“All of us are standing on someone else’s shoulders. Someone else that opened the door and paved the way. And so, we have to understand that we cannot give up the fight, whether we see the fruits of our labor or not. You have a responsibility to open the door to keep this moving forward.”
Ruby Bridges (now Ruby Bridges Hall) was born September 8, 1954, less than four months after the Supreme Court ruling in Brown v. Board of Education. That ruling declared “separate but equal” schools for black and white children, which had endured legally and in fact since the end of slavery, unconstitutional. As a kindergartener, Ruby lived only five blocks from an all-white school, but attended an all-Black school several miles away. She became a pioneer when, at age six, she was the first African American child to integrate a public school in Louisiana.
Bridges had to be escorted to Frantz Elementary in New Orleans by her mother and three US marshals because of threats of violence. Objects and obscenities were hurled at her as she walked. As soon as she entered the school, white parents removed their children and all but one teacher refused to teach while a black child was enrolled. Consequently, Bridges was the only child in her class for her entire year of first grade. Moreover, each morning, as the child walked to school, one woman threatened to poison her and another held up a black baby doll in a coffin.
In light of these threats, U.S. Marshals only allowed Bridges to eat food she brought from home and she had to be escorted to the bathroom. Although she was unable to eat in the cafeteria or recess with other children, she never missed a day of school. Fortunately, circumstances changed for the better during Ruby’s second year at Frantz Elementary. She was able to be in class with other students, she was no longer the only African American child in the class, and she was no longer greeted by protests each day.

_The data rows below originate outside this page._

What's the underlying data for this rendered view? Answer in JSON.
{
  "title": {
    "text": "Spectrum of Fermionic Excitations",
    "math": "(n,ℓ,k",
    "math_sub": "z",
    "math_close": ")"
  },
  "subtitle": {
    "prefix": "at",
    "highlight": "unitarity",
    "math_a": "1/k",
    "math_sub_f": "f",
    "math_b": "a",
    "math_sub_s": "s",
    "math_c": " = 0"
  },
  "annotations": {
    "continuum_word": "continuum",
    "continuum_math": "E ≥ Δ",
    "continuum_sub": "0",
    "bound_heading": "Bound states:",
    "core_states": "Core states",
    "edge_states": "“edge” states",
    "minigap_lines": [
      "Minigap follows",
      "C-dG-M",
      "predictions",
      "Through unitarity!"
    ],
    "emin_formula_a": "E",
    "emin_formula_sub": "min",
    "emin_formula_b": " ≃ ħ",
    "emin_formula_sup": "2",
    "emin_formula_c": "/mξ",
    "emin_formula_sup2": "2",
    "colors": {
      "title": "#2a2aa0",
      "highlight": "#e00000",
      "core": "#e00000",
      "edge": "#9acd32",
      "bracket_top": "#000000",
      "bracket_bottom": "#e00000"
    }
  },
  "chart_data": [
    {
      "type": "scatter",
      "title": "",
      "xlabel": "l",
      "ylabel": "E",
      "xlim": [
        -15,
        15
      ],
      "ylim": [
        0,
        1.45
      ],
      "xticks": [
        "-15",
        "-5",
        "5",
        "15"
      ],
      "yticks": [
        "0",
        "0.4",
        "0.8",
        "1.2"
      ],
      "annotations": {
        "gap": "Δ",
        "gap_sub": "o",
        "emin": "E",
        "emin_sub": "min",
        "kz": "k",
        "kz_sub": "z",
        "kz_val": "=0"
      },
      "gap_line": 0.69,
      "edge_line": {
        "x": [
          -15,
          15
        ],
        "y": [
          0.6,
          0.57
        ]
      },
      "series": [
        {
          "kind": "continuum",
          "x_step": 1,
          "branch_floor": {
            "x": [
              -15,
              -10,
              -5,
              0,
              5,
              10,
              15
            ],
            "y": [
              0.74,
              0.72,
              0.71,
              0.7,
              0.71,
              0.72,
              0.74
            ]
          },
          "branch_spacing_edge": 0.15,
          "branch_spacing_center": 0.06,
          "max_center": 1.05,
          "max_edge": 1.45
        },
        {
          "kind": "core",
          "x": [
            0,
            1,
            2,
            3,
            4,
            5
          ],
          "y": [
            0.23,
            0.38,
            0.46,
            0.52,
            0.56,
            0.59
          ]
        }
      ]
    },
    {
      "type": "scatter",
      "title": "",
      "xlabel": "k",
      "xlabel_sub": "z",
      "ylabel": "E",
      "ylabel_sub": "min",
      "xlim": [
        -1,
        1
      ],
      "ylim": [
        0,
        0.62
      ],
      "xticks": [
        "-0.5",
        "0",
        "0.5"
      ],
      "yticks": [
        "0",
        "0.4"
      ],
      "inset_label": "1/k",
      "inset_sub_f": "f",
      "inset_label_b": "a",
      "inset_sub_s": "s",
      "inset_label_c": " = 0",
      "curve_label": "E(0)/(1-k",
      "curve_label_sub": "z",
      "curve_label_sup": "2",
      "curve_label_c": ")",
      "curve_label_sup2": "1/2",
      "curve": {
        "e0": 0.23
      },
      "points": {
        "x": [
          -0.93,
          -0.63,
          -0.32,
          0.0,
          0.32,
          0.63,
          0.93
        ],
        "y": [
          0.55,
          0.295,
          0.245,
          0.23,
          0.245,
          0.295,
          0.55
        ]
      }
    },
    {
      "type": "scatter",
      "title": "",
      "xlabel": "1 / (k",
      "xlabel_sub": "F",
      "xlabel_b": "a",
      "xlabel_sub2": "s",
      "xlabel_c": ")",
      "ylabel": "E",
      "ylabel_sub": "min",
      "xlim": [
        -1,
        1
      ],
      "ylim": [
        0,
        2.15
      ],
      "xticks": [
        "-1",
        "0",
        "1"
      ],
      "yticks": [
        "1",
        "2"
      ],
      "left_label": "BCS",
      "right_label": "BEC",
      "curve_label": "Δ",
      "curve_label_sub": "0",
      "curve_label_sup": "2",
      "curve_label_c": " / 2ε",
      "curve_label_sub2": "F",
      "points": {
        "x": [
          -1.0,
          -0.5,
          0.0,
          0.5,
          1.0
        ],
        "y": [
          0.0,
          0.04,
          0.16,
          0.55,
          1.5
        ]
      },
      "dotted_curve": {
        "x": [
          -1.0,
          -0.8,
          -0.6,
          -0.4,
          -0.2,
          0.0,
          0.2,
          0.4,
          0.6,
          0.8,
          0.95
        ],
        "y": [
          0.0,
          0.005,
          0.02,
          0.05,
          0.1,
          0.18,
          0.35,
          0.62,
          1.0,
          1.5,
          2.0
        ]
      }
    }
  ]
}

The Bridges family paid a high price for their decision to send Ruby to their local school in pursuit of an equal education. Among other things, her father, a Korean War veteran, lost his job as a gas station attendant; her mother lost her job as well; the grocery store the family shopped at would no longer let them shop there; and her grandparents, who were sharecroppers in Mississippi, were put off their land.
Bridges is now an author, activist, and chair of the Ruby Bridges Foundation, which she formed to promote tolerance, respect, and appreciation of differences. She remains close with Barbara Henry, the now-retired white teacher who taught her in first grade and encourages kids to form meaningful and diverse relationships.